Wer soll das glauben?

"Weiß Miguel von unserer Strecke? Weiß er, wo wir die Hälfte des Koks hinbringen?", versichere ich mich, dass mein Plan noch immer aufgeht. 

"Nein, ich schwöre es dir. Davon habe ich ihm nichts gesagt.", beteuert Rio. 

Erleichterung macht sich in mir breit. 
"Nimm deine Sachen, wir fahren jetzt zum Revier und klären alles weitere. Aber glaub bloß nicht, dass du so einfach davon kommst. Drehst du noch einmal krumme Dinger hinter meinem Rücken, dann brauchst du gar nicht auf Miguel warten, um geköpft zu werden. Dann übernehme ich das. Und zwar sofort.", knurre ich und greife schwungvoll nach meinem Blazer, der über der Stuhllehne hängt. 

"Amara, ich wusste nicht, dass er nichts mehr hat. Ich dachte, er wäre noch immer einflussreich und-"

"Und was?", unterbreche ich ihn.
"Dass sein Kartell größer ist, als meins und dass ich es eh nicht mit ihm aufnehmen könnte?", lege ich ihm die Wörter in den Mund. 

"Nein, nein das meinte ich doch gar nicht!", will er mich beschwichtigen. 

Ich antworte nicht, sondern stürme aus seinem Büro direkt zu seinem Auto. Xavier folgt mir irritiert, spricht mich jedoch nicht an. Es ist schon interessant, wie arrogant Rio uns noch vor einigen Minuten entgegen getreten ist. Jetzt hingegen geht ihm der Arsch auf Grundeis und er fängt bestimmt gleich an zu heulen. 

Jede Wette wird er weinen wie ein Schlosshund, wenn ich ihn nochmal anschreie. 

Aufgeregt kommt er hinter mir her und will mir die Tür des dicken Wagens aufhalten, doch Xavier kommt ihm zuvor und sieht ihn mit einem vernichtenden Blick an. 

"Danke, Xavier.", murmel ich angesäuert und schaue Rio dabei tief in die Augen.
Soll er doch wissen, dass er sich bei mir nichts mehr kaufen kann. Er hat mein Vertrauen gebrochen und er wird es nie wieder herstellen können. 

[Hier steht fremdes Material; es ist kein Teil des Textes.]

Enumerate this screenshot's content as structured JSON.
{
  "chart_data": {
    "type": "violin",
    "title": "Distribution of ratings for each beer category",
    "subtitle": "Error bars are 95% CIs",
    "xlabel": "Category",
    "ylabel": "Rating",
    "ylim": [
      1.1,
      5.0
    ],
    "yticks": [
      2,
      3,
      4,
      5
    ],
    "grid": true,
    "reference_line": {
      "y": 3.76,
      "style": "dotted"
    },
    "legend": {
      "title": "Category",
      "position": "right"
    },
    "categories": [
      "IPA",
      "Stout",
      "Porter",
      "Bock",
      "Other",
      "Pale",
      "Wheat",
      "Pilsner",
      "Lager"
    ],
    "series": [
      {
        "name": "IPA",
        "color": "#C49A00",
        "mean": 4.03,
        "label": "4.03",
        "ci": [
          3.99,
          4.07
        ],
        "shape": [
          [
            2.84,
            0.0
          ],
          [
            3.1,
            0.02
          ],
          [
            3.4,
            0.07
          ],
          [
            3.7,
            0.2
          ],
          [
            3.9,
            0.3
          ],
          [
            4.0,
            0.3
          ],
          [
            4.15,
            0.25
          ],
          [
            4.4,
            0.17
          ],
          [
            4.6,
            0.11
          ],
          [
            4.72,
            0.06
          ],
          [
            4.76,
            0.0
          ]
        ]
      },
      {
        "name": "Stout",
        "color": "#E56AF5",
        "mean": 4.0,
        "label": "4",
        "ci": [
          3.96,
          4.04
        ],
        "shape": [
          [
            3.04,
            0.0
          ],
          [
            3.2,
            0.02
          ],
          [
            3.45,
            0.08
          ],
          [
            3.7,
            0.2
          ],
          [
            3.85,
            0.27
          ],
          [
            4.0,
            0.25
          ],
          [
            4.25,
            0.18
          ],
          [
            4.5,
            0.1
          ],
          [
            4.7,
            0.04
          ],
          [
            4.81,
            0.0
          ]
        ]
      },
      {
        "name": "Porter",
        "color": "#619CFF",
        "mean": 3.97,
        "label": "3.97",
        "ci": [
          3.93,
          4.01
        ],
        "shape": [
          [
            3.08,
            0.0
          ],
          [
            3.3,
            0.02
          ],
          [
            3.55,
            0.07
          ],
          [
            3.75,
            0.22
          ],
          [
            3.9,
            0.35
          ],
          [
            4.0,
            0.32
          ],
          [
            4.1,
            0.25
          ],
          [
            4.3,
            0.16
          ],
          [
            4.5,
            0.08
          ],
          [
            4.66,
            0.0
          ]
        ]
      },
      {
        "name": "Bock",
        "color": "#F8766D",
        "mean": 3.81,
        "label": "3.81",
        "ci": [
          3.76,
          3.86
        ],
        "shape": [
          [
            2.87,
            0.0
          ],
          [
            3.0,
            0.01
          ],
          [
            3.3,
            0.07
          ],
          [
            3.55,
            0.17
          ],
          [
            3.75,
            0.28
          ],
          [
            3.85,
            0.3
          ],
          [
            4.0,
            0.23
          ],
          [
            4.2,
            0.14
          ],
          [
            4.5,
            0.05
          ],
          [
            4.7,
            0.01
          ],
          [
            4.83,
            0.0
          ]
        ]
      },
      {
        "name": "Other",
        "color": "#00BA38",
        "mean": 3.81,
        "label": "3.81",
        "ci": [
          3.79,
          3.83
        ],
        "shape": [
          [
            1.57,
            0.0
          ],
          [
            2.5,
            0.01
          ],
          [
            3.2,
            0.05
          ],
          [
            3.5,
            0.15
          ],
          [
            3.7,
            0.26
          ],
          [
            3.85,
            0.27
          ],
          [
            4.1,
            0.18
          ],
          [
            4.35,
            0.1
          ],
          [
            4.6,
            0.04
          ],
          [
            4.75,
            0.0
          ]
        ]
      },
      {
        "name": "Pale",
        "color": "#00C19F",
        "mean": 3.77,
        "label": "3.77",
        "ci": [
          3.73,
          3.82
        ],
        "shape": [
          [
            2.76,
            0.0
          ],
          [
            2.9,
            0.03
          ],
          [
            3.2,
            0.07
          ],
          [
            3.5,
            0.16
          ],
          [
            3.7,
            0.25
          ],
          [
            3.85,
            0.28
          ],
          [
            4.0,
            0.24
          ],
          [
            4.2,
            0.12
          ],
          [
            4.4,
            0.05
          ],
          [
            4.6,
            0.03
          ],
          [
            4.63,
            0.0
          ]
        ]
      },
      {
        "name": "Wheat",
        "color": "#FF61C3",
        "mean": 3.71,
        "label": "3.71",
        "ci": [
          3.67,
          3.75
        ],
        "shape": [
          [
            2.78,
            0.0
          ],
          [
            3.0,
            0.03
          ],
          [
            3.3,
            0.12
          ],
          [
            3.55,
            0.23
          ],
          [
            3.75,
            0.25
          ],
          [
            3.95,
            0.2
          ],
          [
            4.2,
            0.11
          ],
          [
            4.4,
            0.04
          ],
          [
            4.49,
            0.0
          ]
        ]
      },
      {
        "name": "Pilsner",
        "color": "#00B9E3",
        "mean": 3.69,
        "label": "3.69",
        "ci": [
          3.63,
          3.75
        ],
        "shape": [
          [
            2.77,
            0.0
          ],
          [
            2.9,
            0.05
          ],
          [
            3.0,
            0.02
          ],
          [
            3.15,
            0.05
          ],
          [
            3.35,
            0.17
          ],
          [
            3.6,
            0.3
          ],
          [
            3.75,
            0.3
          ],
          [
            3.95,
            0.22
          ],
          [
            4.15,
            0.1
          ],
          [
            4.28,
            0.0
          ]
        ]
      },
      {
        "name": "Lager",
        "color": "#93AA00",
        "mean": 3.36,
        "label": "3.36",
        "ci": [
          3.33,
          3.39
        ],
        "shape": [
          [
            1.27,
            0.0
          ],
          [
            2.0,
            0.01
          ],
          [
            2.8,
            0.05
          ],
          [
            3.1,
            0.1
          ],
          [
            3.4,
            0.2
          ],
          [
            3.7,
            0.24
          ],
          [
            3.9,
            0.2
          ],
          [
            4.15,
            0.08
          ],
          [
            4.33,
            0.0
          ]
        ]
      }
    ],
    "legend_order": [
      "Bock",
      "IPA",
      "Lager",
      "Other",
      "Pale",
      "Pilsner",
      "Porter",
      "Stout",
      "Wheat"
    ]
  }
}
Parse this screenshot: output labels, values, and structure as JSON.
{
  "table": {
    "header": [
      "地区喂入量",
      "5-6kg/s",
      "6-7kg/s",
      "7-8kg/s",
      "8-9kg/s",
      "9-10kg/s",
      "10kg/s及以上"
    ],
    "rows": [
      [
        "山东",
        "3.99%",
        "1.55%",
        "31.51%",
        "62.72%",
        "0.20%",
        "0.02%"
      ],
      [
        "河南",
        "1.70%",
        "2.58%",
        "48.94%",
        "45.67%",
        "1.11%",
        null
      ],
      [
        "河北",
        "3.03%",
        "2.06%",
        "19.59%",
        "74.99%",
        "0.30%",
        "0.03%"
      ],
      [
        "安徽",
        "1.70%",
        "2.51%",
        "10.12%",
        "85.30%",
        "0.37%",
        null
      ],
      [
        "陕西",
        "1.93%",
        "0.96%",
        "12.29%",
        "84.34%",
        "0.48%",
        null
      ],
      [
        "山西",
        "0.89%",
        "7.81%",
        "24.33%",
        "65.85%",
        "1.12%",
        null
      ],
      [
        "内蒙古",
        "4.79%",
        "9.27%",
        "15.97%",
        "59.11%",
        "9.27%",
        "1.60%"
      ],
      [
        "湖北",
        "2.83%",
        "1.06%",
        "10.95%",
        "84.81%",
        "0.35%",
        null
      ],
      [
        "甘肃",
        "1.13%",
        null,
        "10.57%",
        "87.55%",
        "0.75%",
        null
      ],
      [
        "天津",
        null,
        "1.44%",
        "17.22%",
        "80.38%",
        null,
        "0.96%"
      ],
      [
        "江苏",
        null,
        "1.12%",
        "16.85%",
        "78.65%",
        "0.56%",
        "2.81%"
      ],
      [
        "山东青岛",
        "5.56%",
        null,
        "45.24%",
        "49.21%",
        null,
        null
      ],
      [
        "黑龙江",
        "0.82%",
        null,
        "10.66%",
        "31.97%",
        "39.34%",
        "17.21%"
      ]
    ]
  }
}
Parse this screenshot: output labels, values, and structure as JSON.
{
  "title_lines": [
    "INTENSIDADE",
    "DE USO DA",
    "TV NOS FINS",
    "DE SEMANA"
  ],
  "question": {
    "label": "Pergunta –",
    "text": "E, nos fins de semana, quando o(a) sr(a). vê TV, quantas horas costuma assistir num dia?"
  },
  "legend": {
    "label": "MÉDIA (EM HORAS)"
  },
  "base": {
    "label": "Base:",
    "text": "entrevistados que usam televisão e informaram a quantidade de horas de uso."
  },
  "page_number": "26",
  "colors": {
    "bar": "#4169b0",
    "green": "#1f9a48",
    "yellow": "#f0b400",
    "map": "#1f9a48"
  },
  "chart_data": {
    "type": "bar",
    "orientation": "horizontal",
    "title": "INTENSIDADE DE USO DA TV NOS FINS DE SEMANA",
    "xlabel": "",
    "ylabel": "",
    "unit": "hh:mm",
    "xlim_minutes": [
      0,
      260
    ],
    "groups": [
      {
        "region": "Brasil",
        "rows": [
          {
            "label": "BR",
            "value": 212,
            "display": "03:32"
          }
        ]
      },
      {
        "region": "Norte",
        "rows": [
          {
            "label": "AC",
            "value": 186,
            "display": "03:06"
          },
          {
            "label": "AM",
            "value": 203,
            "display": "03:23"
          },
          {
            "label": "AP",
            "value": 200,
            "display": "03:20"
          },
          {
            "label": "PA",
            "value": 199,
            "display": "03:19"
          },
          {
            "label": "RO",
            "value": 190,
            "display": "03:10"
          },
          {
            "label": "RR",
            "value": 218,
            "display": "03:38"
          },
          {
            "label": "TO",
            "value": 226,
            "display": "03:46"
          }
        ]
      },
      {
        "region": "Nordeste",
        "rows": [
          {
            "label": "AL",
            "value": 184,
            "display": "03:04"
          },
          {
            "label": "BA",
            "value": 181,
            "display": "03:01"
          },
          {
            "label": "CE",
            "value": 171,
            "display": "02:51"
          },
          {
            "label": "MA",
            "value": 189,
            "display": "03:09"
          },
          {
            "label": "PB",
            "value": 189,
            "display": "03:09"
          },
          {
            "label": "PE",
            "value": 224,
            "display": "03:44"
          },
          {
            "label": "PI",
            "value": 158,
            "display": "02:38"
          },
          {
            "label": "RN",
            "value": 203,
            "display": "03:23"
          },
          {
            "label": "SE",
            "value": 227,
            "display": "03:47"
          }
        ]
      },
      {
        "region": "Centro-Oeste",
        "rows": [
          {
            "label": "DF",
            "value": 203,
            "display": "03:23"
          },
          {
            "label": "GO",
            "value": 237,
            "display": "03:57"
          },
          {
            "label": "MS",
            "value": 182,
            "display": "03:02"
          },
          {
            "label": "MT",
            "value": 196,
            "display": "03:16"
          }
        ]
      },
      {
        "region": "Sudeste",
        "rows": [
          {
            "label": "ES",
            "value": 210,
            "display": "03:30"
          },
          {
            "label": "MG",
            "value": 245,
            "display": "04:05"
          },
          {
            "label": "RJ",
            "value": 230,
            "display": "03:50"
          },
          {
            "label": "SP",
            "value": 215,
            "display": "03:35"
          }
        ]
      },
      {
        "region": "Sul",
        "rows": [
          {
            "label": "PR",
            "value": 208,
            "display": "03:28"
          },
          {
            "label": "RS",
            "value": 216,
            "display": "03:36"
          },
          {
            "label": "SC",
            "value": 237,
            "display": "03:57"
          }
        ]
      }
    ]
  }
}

Als hätte ich nicht schon genug Probleme, muss ich mich jetzt auch noch darum kümmern, wie ich ihn loswerden kann und vor allem wann. Der Zeitpunkt muss klug gewählt werden, immerhin darf ich mein Geschäft nicht gefährden. 
Und ein sicherer Nachfolger muss bereit stehen, der Rio's Verträge mit mir übernimmt. 

Mein Vater hatte mich gewarnt. 

Misch dich nicht in die Politik ein, Amara. Das gibt nur Ärger, hatte er gesagt. 

Dios, Papa. Hätte ich bloß auf dich gehört. Ich habe keine Zeit mich nun auch noch um die Politik eines Landes zu kümmern, dass kurz vor dem Abgrund steht. Und wie erkläre ich das Miguel, dass ich vermutlich bald länger nach Kolumbien muss?